If you don’t live in a country which has been invaded by occupiers and ripped to shreds, you probably can’t understand what it means to condemn the army of defenders. And there are no words in any language which are capable of conveying that to those who have not felt this pain.”Oksana Pokalchuk, director of Amnesty International’s office in Ukraine
This week the report by Human Rights Watch highlighted the use – and abuse – of legislation in Russia to restrict the space for civil society, criminalising persons who do nothing more than exercise their basic rights to freedom of expression and association. Other key events in Russia reveal the arbitrariness and vicious cruelty of the operations of what is nominally a ‘justice’ system in cases where there is poltical motivation: the instance of the incompetent linguistics ‘expert’ Danil Mikheev that judges fail to call out; the sentencing of 10 individuals to appallingly long terms of imprisonment for involvement in the peaceful organisation Hizb ut-Tahrir; the extension of the custody of the artist Aleksandr Skochilenko and the refusal to provide her with an appropriate diet and medical care.

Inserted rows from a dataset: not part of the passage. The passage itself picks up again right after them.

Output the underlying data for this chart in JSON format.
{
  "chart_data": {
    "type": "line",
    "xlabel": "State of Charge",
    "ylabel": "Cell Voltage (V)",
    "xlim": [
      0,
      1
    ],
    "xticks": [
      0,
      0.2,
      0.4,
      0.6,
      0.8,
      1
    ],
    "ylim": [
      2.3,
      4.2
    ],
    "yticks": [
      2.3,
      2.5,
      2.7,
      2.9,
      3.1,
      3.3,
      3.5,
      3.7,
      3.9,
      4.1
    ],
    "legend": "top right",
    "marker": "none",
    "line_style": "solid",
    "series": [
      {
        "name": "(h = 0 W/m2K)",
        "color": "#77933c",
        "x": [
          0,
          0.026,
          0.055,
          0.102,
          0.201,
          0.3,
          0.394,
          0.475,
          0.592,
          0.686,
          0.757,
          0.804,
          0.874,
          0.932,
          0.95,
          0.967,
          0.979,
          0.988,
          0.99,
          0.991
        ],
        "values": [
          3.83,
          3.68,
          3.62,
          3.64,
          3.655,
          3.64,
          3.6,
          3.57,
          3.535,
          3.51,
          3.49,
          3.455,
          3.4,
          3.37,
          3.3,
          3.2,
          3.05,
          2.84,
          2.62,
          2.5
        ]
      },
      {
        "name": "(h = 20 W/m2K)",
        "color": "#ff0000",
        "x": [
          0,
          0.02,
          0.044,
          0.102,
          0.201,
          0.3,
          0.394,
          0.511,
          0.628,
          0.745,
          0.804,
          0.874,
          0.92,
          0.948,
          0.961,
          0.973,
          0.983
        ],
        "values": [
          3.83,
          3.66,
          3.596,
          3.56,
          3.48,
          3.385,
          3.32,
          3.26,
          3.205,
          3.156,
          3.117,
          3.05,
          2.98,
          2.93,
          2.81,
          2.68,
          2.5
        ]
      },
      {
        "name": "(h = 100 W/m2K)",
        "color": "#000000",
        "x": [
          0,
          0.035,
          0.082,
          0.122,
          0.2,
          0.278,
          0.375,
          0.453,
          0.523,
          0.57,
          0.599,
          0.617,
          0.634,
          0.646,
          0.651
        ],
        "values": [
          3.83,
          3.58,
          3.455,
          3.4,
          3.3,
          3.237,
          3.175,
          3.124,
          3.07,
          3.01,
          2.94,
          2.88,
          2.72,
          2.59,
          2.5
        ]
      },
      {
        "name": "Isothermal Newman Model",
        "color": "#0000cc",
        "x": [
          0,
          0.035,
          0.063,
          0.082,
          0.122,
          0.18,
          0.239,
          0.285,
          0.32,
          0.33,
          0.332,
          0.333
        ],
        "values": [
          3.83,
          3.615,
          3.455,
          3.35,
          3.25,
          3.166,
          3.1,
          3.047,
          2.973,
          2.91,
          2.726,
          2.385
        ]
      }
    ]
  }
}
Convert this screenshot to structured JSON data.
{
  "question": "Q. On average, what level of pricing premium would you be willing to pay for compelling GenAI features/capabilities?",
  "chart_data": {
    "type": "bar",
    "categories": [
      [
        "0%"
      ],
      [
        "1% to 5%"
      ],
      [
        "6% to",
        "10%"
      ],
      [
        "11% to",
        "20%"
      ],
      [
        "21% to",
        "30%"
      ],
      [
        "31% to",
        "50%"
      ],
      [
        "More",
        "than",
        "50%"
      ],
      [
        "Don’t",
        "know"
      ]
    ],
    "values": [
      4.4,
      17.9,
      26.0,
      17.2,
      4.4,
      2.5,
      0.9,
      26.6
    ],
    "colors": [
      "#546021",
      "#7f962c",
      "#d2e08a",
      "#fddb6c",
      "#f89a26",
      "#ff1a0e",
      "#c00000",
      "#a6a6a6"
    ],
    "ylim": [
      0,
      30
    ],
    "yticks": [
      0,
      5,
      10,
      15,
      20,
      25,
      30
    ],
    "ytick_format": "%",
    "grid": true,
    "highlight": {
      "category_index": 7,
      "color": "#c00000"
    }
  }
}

Finally, in relation to Ukraine, the leadership of Amnesty International have put their reputation on the line in pursuit of what they no doubt see as a pure and necessary kind of ‘impartiality’ – an ‘impartiality’ that has been seized upon by the aggressor (the Russia authorities) as justification for its actions but has left many in the country whose people are the victims of this aggression (Ukraine), not least human rights defenders, astonished and profoundly disturbed by what they see as the ‘partiality’ of a report they perceive as a bitter and unjustifiable betrayal perpetrated in the name of human rights.